First of all, the tree. I was lying out in the long grass—it was dark, but it seemed to me the boy was speaking to the tree and it was answering. I heard no words, but there was a sort of . . . tingle. I know this is heresy and I know it can’t be real. But why make an illusion if they didn’t know I was there? And the boy believed it.
I heard one thing that puzzled me. The boy distinctly said the Crow was in Tasceron. I remember the stories of the Crow from my training, but I’d always thought it was a figure of myth, a bird that talked. The bolt was on the crossbow; I had it aimed right at the middle of the keeper’s back—but those words stopped me. After all, dead or alive are the orders. And they know something about this Crow. It may be the name of someone real, high in the Order, like an Archkeeper. A code name. It seemed worth a risk to find out.

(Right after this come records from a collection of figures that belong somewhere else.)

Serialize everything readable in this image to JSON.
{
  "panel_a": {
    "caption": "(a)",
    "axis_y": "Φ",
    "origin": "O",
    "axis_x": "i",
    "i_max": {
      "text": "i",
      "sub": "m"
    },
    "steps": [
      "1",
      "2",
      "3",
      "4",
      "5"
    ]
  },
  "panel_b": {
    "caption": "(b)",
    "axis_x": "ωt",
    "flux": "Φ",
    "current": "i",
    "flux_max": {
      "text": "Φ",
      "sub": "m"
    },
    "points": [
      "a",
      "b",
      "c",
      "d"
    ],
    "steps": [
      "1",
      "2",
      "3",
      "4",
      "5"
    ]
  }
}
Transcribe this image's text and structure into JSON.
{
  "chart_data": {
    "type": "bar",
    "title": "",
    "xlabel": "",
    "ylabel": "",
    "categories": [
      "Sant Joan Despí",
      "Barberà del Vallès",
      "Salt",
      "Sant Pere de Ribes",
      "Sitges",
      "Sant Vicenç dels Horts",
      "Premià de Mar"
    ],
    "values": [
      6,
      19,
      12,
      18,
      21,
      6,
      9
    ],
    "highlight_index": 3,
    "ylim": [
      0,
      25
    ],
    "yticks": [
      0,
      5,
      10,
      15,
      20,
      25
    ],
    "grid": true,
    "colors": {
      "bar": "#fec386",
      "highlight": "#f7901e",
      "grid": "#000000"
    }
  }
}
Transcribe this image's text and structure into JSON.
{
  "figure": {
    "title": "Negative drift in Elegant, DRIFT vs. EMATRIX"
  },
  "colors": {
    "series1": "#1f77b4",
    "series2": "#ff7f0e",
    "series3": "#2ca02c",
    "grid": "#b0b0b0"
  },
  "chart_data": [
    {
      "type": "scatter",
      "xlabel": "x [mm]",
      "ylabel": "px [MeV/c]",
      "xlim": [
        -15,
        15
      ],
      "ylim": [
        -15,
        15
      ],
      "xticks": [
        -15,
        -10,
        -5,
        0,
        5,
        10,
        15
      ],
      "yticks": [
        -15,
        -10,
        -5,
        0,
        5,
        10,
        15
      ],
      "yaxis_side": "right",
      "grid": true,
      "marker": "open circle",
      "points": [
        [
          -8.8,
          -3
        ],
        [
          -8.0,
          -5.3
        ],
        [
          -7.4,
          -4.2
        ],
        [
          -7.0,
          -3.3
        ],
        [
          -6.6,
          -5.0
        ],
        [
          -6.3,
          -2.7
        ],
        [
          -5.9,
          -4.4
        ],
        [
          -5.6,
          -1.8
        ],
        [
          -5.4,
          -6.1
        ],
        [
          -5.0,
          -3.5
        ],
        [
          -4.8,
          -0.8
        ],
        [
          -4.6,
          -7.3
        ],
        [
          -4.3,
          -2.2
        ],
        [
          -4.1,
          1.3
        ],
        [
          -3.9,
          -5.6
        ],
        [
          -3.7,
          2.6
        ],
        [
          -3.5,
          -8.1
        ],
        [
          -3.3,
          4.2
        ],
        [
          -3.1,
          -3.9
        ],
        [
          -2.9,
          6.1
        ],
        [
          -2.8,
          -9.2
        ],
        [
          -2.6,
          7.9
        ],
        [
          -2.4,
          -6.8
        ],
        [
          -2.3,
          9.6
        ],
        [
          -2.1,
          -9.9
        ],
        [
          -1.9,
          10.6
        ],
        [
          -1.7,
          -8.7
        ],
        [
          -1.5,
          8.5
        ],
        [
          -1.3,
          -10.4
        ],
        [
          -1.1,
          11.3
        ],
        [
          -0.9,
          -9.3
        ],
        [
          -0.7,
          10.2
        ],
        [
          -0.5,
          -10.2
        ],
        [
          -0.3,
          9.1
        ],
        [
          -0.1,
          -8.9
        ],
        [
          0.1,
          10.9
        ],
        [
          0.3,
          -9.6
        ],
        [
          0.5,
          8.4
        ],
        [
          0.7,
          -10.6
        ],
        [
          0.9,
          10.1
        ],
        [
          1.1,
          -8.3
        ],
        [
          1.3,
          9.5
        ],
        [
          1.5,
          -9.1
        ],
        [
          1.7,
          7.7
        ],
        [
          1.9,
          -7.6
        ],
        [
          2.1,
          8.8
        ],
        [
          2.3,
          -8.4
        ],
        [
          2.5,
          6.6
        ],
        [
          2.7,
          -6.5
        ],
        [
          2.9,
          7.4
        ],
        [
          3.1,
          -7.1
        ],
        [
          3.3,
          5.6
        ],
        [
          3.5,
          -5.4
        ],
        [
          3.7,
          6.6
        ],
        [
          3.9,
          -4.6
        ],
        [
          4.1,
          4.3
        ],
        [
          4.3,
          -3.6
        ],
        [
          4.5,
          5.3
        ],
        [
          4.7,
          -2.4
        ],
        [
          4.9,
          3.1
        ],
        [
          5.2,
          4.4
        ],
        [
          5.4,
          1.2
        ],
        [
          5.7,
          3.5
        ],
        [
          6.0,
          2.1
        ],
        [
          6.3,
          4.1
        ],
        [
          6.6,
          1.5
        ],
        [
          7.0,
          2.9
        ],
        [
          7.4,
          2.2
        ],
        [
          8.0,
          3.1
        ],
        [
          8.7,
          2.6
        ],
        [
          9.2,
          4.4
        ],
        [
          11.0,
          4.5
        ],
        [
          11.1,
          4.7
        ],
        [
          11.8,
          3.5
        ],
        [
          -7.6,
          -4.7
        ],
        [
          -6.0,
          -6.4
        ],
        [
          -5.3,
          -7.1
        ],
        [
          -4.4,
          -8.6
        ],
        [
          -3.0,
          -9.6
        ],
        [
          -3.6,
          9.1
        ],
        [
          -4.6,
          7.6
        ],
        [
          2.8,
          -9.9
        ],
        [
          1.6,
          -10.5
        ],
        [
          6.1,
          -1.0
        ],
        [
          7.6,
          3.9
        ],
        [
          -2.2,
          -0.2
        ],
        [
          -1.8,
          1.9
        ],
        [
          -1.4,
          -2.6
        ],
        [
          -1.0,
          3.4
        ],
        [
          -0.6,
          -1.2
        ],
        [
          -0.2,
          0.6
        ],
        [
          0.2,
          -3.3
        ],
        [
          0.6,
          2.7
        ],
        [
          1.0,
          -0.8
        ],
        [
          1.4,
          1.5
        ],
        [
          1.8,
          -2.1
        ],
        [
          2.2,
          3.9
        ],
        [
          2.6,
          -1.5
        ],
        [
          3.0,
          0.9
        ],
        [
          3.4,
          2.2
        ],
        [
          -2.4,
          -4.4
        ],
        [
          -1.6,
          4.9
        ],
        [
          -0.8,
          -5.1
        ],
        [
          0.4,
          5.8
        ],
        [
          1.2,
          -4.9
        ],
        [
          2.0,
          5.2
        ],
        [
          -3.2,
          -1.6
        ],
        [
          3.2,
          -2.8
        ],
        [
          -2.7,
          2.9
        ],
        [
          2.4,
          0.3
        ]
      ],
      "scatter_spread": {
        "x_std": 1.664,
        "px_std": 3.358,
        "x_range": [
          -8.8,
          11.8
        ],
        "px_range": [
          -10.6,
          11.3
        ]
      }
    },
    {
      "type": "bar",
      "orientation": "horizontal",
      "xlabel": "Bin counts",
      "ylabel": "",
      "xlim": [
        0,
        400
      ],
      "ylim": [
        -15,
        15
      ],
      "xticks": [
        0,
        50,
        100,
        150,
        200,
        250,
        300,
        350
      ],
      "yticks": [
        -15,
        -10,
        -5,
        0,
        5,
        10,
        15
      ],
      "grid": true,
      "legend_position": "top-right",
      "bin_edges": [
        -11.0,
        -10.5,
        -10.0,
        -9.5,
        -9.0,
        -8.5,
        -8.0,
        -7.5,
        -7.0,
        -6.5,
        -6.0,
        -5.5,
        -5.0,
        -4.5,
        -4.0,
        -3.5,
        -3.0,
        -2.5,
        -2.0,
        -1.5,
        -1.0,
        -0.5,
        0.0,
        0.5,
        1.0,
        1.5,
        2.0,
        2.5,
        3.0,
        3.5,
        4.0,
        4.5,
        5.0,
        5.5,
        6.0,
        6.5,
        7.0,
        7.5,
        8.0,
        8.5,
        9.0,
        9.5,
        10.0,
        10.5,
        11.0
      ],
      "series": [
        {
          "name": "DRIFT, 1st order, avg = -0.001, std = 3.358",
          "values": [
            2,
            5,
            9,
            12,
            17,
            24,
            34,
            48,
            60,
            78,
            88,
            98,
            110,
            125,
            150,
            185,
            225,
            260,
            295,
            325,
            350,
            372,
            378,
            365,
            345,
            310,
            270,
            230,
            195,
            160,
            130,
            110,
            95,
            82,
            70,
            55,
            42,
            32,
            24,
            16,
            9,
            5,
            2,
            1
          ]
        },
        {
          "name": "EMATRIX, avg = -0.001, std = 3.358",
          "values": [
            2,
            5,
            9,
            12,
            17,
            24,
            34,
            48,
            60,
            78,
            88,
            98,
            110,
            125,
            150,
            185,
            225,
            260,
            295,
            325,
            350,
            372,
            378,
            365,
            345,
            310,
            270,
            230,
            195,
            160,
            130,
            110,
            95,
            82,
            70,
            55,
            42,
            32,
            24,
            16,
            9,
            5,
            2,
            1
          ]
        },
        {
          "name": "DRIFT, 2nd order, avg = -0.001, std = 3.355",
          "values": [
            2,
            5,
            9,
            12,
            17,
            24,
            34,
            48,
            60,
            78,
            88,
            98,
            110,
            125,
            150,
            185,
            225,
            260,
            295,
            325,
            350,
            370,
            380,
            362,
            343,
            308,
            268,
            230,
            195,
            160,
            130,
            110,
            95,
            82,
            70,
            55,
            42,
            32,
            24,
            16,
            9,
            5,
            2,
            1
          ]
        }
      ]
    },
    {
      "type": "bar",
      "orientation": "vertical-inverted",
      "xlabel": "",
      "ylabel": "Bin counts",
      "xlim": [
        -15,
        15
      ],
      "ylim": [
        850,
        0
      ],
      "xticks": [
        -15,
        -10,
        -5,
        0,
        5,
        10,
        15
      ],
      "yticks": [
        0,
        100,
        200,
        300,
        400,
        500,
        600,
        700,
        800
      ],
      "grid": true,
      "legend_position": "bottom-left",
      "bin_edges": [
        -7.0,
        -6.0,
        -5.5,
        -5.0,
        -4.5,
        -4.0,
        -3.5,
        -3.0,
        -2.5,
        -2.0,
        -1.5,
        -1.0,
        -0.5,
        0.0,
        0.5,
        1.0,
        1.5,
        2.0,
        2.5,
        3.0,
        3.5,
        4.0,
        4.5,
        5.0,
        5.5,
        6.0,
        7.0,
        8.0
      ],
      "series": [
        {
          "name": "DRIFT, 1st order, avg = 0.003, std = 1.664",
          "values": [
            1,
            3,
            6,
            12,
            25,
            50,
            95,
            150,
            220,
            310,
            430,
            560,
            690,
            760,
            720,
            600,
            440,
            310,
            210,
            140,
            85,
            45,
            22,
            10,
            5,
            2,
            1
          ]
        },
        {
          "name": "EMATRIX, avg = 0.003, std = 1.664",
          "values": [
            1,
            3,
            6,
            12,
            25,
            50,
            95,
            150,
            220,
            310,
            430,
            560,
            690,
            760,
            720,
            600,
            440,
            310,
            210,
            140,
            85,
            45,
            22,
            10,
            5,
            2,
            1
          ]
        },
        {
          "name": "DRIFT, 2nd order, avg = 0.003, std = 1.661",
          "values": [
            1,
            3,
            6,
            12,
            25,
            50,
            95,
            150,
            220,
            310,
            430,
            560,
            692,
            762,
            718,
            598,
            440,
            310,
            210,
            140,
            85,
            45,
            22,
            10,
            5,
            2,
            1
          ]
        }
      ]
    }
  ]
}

So I let them see me. Harn is wary; he asked a lot of questions. I told them a story that would get them on my side, make us all enemies of the Watch. I was surprised how easy they were to deceive. The boy looked ill; they both seem half starved.
(Note for Jellie—the psychic defenses the records mention can’t exist. I’m certain they didn’t know I was there.)
I’ll try and stay with them as long as possible—to Tasceron, because I’m sure that’s where they’re going. I know the city is enormous, but if they find this Crow I’ll be with them. To catch Harn and his boy would be good, but someone higher, a real chance to get into the secrets of the Order—that would make old Jeltok sit up. He always said I’d never make an agent.
I’m hungry, and the rain’s started again. On foot we’ll be slow. But they won’t get rid of me now.